Bengkalis (Riaunews.com) – Tim Manggala Agni Balai Pengendalian Kebakaran Hutan Wilayah Sumatera di Provinsi Riau akhirnya menuntaskan operasi pemadaman kebakaran hutan dan lahan (karhutla) di Pulau Bengkalis setelah berlangsung lebih dari sepekan.
Kepala Balai Dalkarhut Wilayah Sumatera, Ferdian Krisnanto, menyatakan operasi dinyatakan tuntas padam usai proses mopping up dan penilaian akhir dilakukan pada Kamis (9/4/2026).
“Setelah melaksanakan mopping up dan penilaian terakhir, operasi pemadaman karhutla di Bengkalis kami nyatakan tuntas padam,” ujarnya, Jumat (10/4/2026).
Fokus Pendinginan dan Mitigasi
Ferdian menjelaskan, titik terakhir yang ditangani berada di Desa Kelemantan Barat. Tim melakukan pendinginan secara menyeluruh guna memastikan tidak ada potensi api kembali muncul.
Selain itu, tim juga mulai melakukan langkah mitigasi dengan mengerahkan satu unit alat berat untuk membersihkan kanal dan membuat embung sebagai sumber air cadangan.

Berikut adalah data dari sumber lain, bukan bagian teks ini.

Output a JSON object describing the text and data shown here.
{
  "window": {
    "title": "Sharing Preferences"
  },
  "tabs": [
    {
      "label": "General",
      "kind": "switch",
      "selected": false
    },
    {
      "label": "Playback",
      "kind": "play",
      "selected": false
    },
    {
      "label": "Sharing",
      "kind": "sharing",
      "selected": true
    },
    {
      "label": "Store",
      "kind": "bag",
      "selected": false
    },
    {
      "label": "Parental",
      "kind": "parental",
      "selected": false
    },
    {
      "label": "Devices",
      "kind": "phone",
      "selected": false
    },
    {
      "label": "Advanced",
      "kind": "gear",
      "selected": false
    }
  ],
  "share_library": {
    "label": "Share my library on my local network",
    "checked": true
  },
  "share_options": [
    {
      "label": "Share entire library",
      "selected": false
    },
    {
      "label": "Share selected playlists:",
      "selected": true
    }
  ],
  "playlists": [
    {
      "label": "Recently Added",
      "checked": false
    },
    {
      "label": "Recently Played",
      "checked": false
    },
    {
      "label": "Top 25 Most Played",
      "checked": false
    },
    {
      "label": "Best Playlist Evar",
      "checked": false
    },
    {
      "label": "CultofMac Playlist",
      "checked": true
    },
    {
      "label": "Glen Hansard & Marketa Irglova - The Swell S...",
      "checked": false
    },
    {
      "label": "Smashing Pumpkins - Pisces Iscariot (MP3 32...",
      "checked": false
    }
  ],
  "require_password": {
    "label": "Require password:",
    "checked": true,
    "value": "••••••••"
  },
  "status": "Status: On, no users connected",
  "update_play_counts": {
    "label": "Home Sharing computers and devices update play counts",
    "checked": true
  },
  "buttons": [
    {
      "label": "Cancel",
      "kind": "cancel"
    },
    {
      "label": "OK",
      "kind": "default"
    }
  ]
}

“Selain mopping up, tim kami juga telah mengarahkan satu alat berat untuk pembersihan kanal dan pembuatan embung sebagai mitigasi,” jelasnya.
Sebelumnya, alat berat tersebut dipindahkan dari Desa Sekodi ke Kelemantan Barat akibat kendala ketersediaan air. Api bahkan sempat mendekati kebun sagu milik warga sebelum akhirnya berhasil dikendalikan.
Seluruh Wilayah Terdampak Telah Aman
Ferdian memastikan seluruh wilayah terdampak kini telah bersih dari titik api, mulai dari Desa Sekodi, Palkun, Kembung Luar hingga Kelemantan Barat. Seiring kondisi tersebut, tim Manggala Agni mulai melakukan demobilisasi secara bertahap.
Dalam operasi pemadaman, dukungan udara melalui helikopter water bombing turut membantu percepatan penanganan. Penyiraman dilakukan dua kali pada siang hari dengan dukungan cuaca yang cukup baik.
Ia juga menyampaikan apresiasi kepada seluruh pihak yang terlibat, mulai dari BPBD, TNI, hingga Kepolisian, baik melalui jalur darat maupun udara.
“Terima kasih atas dukungan semua pihak selama operasi dilaksanakan. Tim Manggala Agni demobilisasi secara bertahap,” ungkapnya.
Meski api telah padam, upaya pencegahan tetap dilakukan melalui operasi modifikasi cuaca guna membasahi lahan gambut dan mengisi sumber air di wilayah rawan karhutla.
Diketahui, kebakaran melanda satu hamparan di lima desa di Pulau Bengkalis selama lebih dari sepekan dengan luas terdampak diperkirakan mencapai lebih dari 100 hektare. Dalam operasi tersebut, tiga regu Daerah Operasi (Daops) Siak dikerahkan, ditambah satu regu bantuan kendali operasi (BKO) dari Daops Pekanbaru.